11.2.2.3 Treatment of Bronchospasm During Anesthesia
Consider that suctioning of airway secretions via the ETT is a powerful stimulus that may worsen bronchoconstriction. Ventilation with slow breaths, a long expiratory time and plateau pressures less than 30 cm–35 cmH2O all aim to allow full expiration and reduce air trapping. Flow-time loops can be monitored to ensure expiratory flow has finished and avoid raising intrinsic PEEP.
11.3 Upper Respiratory Tract Infection (URTI)
Over 200 viruses are associated with the common cold, or URTI, and there is often superimposed bacterial infection.
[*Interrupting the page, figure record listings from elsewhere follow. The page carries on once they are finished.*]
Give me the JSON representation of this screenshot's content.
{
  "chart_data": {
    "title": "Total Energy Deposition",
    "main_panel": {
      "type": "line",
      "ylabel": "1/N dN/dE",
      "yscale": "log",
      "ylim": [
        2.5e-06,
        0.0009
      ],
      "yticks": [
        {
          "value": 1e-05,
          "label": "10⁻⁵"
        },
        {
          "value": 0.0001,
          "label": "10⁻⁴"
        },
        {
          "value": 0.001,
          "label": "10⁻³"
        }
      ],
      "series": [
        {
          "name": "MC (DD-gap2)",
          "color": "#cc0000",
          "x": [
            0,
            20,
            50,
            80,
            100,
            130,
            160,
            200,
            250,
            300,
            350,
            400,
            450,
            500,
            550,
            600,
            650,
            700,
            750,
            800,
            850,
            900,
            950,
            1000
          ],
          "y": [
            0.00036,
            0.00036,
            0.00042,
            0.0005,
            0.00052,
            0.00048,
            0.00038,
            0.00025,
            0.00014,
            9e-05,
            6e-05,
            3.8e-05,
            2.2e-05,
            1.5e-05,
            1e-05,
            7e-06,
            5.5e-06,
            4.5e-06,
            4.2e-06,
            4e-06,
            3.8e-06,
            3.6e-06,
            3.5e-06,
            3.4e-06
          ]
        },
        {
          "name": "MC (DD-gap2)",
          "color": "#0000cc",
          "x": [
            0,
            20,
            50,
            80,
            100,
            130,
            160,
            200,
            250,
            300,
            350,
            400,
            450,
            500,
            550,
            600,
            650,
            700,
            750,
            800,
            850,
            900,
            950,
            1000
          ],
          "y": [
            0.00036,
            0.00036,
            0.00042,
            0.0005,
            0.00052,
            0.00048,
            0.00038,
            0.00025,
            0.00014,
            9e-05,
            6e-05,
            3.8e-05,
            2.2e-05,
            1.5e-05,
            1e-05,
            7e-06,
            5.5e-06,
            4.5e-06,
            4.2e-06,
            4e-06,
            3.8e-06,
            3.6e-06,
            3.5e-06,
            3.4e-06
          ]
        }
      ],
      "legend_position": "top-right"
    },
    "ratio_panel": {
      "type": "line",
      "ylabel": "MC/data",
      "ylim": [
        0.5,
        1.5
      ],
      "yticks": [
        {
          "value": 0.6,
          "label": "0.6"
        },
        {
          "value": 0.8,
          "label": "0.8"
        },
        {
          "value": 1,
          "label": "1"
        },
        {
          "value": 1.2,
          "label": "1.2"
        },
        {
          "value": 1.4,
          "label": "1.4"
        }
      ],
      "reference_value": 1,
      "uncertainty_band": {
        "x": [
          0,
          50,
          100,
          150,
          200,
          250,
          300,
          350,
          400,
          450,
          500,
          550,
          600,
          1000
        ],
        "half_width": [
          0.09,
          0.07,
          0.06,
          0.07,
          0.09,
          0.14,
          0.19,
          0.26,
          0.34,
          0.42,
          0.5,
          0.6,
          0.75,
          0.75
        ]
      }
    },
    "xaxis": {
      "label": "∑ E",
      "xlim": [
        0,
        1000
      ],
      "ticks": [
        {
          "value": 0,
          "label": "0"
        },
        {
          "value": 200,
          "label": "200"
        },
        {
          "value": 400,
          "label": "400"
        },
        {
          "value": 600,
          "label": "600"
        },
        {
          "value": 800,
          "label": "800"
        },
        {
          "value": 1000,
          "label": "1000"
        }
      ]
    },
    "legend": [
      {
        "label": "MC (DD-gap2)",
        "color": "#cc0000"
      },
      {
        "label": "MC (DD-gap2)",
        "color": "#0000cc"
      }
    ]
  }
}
Rhinoviruses account for about 80% of URTIs and have a predilection for the nasal mucosa and upper respiratory tract. Respiratory syncytial virus (RSV) can cause cold-like symptoms but causes a more severe infection particularly affecting the bronchi. The viral infections causing URTIs also cause airway inflammation, increased secretions and hyper-reactivity of the airway and bronchi, much like asthma. It can be difficult to decide whether or not to proceed with elective surgery in a child with a recent URTI. Between a third and a half of children presenting for surgery have had an URTI in the preceding 6 weeks. Preschool-aged children undergoing ENT surgery have an average of six to eight URTIs per year, potentially leaving only a few weeks of the year when the child is well and not recently had an URTI.
Note
Although called upper respiratory tract infections, the lower respiratory tract is often affected, causing bronchial hyper-reactivity and a susceptibility to atelectasis.